Title: Recent results on learning with diffusion models
Speaker: Prof. Ming-Hsuan Yang, University of California, Merced.
Diffusion models have been successfully applied to text-to-image generation with state-of-the-art performance. In this talk, I will
discuss how these models can be used for low-level vision tasks and 3D scenes. First, I will present our findings on exploiting features from diffusion models and transformers for zero-shot semantic correspondence and other applications. Next, I will describe how we exploit diffusion models as effective prior for dense prediction, such as surface normal, depth, and segmentation. I will then discuss how diffusion models can facilitate articulated 3D reconstruction, 3D scene generation, and novel view synthesis. When time allows, I will present other results on fine-grained text-to-image generation and pixel-wise visual grounding of large multimodal models.

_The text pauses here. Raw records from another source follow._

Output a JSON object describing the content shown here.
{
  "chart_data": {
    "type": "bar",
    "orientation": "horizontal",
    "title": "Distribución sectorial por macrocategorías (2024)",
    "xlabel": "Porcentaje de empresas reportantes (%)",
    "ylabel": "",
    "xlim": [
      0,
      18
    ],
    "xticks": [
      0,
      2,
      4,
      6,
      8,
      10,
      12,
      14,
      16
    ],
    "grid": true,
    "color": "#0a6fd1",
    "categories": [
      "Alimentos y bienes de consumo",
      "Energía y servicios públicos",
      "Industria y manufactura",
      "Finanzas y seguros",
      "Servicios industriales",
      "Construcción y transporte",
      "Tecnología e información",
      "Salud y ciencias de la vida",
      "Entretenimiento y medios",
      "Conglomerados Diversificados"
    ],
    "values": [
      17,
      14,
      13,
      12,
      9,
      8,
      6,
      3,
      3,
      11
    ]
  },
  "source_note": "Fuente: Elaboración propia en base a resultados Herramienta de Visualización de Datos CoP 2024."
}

Ming-Hsuan Yang is a Professor at UC Merced and a Research Scientist with Google. He received the Google Faculty Award in 2009 and CAREER Award from the National Science Foundation in 2012. Yang received paper awards at UIST 2017, CVPR 2018, ACCV 2018, and Longuet-Higgins Prize in CVPR 2023. He is an Associate Editor in-Chief of PAMI, Editor-in-Chief of CVIU, and Associate Editor of IJCV. He was the Program Chair for ACCV 2014 and ICCV 2019 and Senior Area Chair/Area Chair for CVPR, ICCV, ECCV, NeurIPS, ICLR, ICML, IJCAI, and AAAI. Yang is a Fellow of the IEEE and ACM.